We were a little short staffed this summer (we strive not to let this happen but some years it does), so I ended up having to harvest one crop for the week pretty much every Sunday morning. This labor shortfall did give me a nice controlled window, however, to time different crops and how long harvest and washing and packing runs.
I have to confess here—while harvesting is typically most of our team’s favorite work on the farm, it’s hands down my least favorite activity (which is too bad, because I’m the fastest harvester so I never get excused from it). What I love to do is WEED. I could weed 12 hours straight and be happy as a clam. Unfortunately, I never get to live my dream because we spend so much of our time managing the farm to have fewer weeds that I have to harvest rather than embrace my OCD heaven with a hoe.
Anyhow, we didn’t perfectly capture everything, but the result of all this recordkeeping was that we have our first look at where we actually spend time on the farm (rather than where we “feel” like we spend time on the farm).
Because the feeling of time lies. If you are having fun or in the zone (or me with my hoe), you can look up and be amazing that it’s afternoon or the sun is setting. But other things FEEL like eternity. For instance, when we go into the zucchini or cucumber mines, it feels like all four of us have been harvesting fruits out of their scratchy walls and floors for eternity (or at least three hours). But the darn stopwatch tells us it’s only been 45 minutes.

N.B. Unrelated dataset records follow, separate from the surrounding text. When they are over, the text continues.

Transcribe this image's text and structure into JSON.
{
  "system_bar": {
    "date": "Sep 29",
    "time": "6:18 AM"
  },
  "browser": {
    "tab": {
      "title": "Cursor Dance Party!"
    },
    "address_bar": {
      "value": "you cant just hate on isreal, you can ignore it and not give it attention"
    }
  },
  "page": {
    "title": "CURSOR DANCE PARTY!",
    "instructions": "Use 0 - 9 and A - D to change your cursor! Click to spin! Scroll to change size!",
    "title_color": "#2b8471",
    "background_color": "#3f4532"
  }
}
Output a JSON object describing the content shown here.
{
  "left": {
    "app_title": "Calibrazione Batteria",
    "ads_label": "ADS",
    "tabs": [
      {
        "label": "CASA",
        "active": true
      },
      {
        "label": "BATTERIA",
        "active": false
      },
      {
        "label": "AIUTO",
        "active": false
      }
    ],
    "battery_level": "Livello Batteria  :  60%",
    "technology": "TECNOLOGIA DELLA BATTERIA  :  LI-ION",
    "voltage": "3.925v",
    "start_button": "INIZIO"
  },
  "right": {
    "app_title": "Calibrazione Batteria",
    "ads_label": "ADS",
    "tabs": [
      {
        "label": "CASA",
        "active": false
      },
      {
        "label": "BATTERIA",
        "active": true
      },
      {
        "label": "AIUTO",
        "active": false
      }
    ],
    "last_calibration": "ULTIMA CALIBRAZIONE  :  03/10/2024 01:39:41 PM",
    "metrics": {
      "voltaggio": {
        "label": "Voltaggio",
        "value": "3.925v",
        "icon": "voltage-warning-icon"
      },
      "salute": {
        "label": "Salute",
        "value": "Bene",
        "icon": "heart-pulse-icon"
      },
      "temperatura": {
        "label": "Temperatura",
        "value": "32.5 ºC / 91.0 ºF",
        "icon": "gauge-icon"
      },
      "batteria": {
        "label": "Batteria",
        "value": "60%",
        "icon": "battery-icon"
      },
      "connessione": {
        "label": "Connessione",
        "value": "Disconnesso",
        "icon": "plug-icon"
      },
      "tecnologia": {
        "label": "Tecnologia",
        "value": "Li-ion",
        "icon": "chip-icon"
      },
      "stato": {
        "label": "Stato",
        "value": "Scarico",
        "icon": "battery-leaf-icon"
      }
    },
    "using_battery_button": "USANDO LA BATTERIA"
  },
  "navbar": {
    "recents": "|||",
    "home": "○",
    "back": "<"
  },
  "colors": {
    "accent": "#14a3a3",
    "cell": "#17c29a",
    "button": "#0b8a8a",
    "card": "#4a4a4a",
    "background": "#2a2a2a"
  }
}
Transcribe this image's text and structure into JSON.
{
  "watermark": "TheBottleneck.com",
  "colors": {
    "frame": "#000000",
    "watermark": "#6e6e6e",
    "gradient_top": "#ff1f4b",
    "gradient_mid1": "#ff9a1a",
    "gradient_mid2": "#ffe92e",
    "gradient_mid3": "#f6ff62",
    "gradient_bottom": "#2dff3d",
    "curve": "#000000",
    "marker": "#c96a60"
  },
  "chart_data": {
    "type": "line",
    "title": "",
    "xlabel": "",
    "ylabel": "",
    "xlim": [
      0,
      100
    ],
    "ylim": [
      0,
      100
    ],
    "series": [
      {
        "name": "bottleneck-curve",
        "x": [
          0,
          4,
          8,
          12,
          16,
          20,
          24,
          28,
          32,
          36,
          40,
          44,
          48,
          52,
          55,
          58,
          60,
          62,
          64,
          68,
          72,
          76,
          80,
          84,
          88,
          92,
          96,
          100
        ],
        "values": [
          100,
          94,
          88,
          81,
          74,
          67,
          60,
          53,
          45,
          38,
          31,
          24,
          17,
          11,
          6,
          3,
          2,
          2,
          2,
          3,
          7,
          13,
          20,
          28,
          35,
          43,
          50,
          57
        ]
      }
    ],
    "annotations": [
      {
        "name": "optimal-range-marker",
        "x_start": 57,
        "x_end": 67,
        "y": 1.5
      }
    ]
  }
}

This temporal reality check was super helpful this winter as we think about upgrades for the 2022 season. We farmers so often think about equipment upgrades on field work (like new plows or tillers or all that stuff), but through time analysis, it became clear that we really need efficiency tools to help with harvest and washing of the veggies! So greens spinners and more shade tents and things on wheels. A super unsexy cooler floor overhaul. And of course so many more tote bins to harvest in to!